Wednesday, August 15, 2012

Einstein defender misunderstands theory

On another forum, LionAxe writes:
For the hundreth time; he [Poincaré] did not express particle motion in terms of a worldline, or define proper time as a worldline parameter. So inasmuch as spacetime geometry includes worldlines and proper time, Poincaré did not discover spacetime geometry (he left that to Minkowski, and later Poincaré chose a different type of space-time than his).

Most obviously, Poincaré's views on favouring Galileo space-time is found in his "Espace et temps" lecture, reprinted in the collection Dernieres pensees (1913). There, as contained in much of his other work, Poincare considered that space and time are defined by the symmetry group of classical mechanics. And... the symmetry group of classical mechanics is the Galilei group. Consequently, Poincare used the Galilei group to define space and time, he then interpreted the space and time coordinates entering the Lorentz transformation in terms of an immobile ether, assumed to be at rest with respect to absolute space, regarding more or less all of this as conventions (whereas Einstein denied, for example, Lorance covariance to be conventional).
I don't know how anyone could be so mixed up about relativity. One the core concepts of relativity is the Lorentz group. Poincared discovered it in 1905, and named it. It is very commonly used today, with Poincare's terminology. It is the group of symmetries of spacetime, and is distinctly different from the Galileo group. The Lorentz group is for when all speeds are limited by the speed of light, as in relativity. The Galileo group has no such limit.

LionAxe is trying to deny that Poincare had the Lorentz group, I guess. But everyone agrees that it came from Poincare's 1905 paper. Einstein did not have it. LionAxe also argues that Poincare had a privileged frame. But the Lorentz group proves that there is no privileged frame. Einstein had no such proof. Poincare's there never had any dependence on a privileged frame or aether.

LionAxe's comments about geometry are also nonsense. The special relativity geometry came from Poincare and Einstein had no part in it.

Some related claims of LionAxe are rebutted by Bjerknes.

Poincare published his principle of relativity, and his theory that the Lorentz group provided symmetries making each frame the same as any other. Poincare's papers on this were widely circulated, well-known, and available to Einstein before he every wrote a word on the subject. Any statement that Poincare had a preferred inertial frame shows LionAxe's misunderstanding of the most basic aspects of relativity.

Einstein's 1905 paper failed to show that the frames were equivalent. He spent his whole life claiming that he never read or knew about Poincare's papers. The only reasonable conclusion is that Einstein tried to steal Poincare's ideas, Einstein failed to understand the core of relativity in Poincare's 1905 paper, and Einstein lied about it all his life. The Einstein scholars hate to admit this, but they cannot refute it.

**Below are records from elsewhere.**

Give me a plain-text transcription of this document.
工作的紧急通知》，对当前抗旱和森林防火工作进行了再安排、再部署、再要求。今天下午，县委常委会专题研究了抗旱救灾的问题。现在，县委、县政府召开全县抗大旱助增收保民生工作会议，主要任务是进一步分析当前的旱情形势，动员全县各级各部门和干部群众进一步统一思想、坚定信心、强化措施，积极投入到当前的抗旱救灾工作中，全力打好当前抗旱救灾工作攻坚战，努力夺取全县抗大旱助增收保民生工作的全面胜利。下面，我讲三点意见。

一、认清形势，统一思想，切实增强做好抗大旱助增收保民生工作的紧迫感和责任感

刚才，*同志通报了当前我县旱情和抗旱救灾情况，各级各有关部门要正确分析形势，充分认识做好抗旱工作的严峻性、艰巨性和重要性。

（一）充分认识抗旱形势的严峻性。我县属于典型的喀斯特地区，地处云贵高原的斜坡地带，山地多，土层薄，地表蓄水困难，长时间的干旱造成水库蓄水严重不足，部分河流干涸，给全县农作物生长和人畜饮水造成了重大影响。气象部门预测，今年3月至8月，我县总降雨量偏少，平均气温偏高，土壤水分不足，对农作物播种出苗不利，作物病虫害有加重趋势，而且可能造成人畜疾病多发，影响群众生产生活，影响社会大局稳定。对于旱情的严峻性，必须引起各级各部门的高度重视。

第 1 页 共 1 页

It is funny how some people will persist in the most ridiculous arguments to defend Einstein. There is no reasoning with him. He keeps saying that Poincare was wrong about things but he cannot find a single quote that was wrong. He keeps saying that Einstein's work was original, but he cannot point to one original aspect to his work.

Update: Poincare certainly did introduce in 1905 the spacetime geometry as we know it today. I say this because (1) he combined space and time into a 4-dimensional spacetime, (2) he defined the metric, now known as the Minkowski metric, (3) he formulated the Lorentz group (and not any Galilean group) as the symmetries of spacetime, (4) his relativity was a spacetime theory that was applicable to electromagnetism as well as any other forces, and (5) he proved that the electromagnetism equations were covariant with respect to the spacetime geometry. These 5 concepts form the core of what modern textbooks teach as relativistic geometry. Poincare had them all in 1905, and Einstein had none of them.

Einstein did not plagiarize this. He did not even understand it. The Einstein book just reviewed in the NY Times said, "But, of course, Einstein at first didn't completely understand the worldview that came from the special theory of relativity." There is no serious dispute about this. The historians sometimes credit the geometric worldview to Minkowski, but it is all in Poincare's 1905 paper, and Minkowski got it from Poincare.

Update: I should probably mention that the above discussion is at a site called a hate site by a racist hate group called the SPLC. The SPLC complains that racial epithets are not always censored. The SPLC was recently in the news for its role in instigating violence against a pro-family organization. All of this is way off-topic for this blog. I was just discussing Einstein's contributions to relativity, and I do not agree with any censorship of that topic.

1 comment:

  1. You can keep issuing straw-men arguments if you like and deny the arguments I actually made, but you've not been able to address nor refute them on-point, whereas I've painstakingly showed you how, where and why you are not alltogether correct.